Although the time of Richard’s arrival at the hospital is pretty well established, his demeanor was to become a matter of controversy. Depending on which description one accepts, Richard either strolled casually through the waiting room, winking and grinning at every woman in sight and casting hungry glances at each feminine chest and thigh (prosecution version); or (defense’s story) dashed hurriedly around the waiting room couches and chairs like a messenger from the Alamo in frantic search of reinforcements, took a white-knuckled grip on the edge of the reception counter, and announced breathlessly, “Someone help me. My wife is ill.” Whatever Richard’s posture, the duty nurse sent a male attendant with him into the parking lot, and the two men rolled Nancy through the entry in a wheelchair.

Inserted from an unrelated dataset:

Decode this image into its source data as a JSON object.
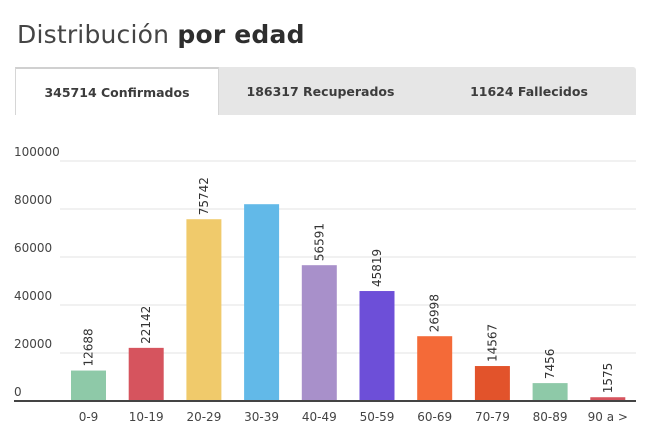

While Richard’s outward attitude in the waiting room is pretty well up for grabs, Nancy’s appearance is not. Her pretty brown short-cut hair was disheveled, her complexion pale, her mouth slack in discomfort and pain. Her brown eyes appeared glazed over; her lids drooped at groggy half-mast. At close intervals her body shook as she retched and gagged, and in between gagging and retching she uttered a series of moans. At one point, Richard encircled her upper body with a cloth strap in order to keep her upright in the wheelchair. The hospital staff allowed Nancy to sit in the waiting room in this condition for better than three-quarters of an hour while waiting-room occupants glanced nervously at the young woman in the wheelchair and exchanged disturbed looks among themselves. The delay was in part due to staff availability, and in part due to Richard’s slowness in the filling out of the hospital’s medical history and insurance forms. Hospital emergency room records show that by the time Presbyterian was assured that it was going to get its money, thus clearing the way for the deathly ill Nancy Dillard Lyon to enter the patient care area behind the reception desk, it was 1:55 in the morning.